C’est peut-être cela, la relation de soin : élever autrui et être soi-même élevée – au sens littéral de faire grandir, faire aller plus haut. Faire regarder au loin. Ça ne prend pas toujours, il y a quelques ratés, des efforts pour réparer. Cela peut être le cas avec nos parents, parce qu’il y a moins de distance avec eux, plus de projections. On en revient à la séparation : grâce à la distance, on peut construire la relation de manière plus réfléchie, parce qu’elle ne va pas de soi. Et cet effort élève, des deux côtés.


1. Le validisme est défini comme un “système d’oppression subi par les personnes handicapées du fait de leur non correspondance aux normes médicales établissant la validité. Un ensemble de capacités seraient attendues d’un corps pour qu’il soit considéré comme humain. L’idéologie validiste postule que les corps non correspondant, jugés handicapés, ont alors moins de valeur. Ils sont naturellement considérés comme inférieurs, et donc discriminables.” (Le Manifeste des Dévalideuses, 2021).

2 Notamment car elle a co-dirigé avec Sandra Laugier Le Souci des autres. Éthique et politique du care, Paris, EHESS, coll. « Raisons pratiques », 2005.

3 À cet égard, je suggère entre autres la lecture des travaux remarquables d’Agata Zielinski et Frédéric Worms.

4 J’emprunte ce concept à l’anthropologie d’Emmanuel de Saint Aubert : il désigne le fait d’être maintenu dans l’être, dans la vie, par une entité intangible qui vient soutenir et éviter de “tout laisser tomber”. Voir E. de Saint Aubert, “Réflexions en vue d’une articulation entre portance et care”, in Pesanteur et portance, co-dir. Christine Leroy et Chiara Palermo, Paris, Hermann, 2022, p. 13-36. En ligne : https://shs.cairn.info/pesanteur-et-portance--9791037021687-page-13?lang=fr.

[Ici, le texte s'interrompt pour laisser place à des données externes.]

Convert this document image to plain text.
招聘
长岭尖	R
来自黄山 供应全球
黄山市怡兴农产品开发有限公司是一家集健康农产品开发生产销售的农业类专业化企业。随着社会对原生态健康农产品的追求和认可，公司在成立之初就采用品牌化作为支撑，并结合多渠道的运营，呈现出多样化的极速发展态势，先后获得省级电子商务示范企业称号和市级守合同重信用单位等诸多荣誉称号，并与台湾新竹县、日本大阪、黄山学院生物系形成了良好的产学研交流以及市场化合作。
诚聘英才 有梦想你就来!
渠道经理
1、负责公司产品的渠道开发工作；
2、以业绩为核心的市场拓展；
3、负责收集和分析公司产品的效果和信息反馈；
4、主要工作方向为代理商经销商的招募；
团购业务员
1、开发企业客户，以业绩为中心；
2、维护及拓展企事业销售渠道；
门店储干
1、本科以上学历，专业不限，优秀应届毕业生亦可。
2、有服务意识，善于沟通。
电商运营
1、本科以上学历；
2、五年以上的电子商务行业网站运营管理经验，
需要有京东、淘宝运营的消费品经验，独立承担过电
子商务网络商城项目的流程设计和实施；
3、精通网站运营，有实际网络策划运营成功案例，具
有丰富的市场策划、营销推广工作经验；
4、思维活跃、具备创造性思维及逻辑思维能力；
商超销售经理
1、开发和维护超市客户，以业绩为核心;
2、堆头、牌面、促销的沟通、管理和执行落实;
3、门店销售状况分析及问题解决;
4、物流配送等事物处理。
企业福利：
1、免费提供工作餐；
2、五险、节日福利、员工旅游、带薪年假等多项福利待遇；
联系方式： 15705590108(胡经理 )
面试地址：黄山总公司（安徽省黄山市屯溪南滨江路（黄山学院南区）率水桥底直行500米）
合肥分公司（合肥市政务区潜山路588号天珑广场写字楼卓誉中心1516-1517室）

5 Directeur de recherche en philosophie au CNRS et enseignant auprès de formateurs pour éducateurs spécialisés.

6 On retrouve le concept chez Tertullien puis Augustin.

7 Par opposition, d’ailleurs, aux “liens toxiques”, qui n’ont rien de liens et tout d’un ligotage.

8 Voir Adrienne Rich, Of Woman Born, ‘Motherhood and Daughterhood’.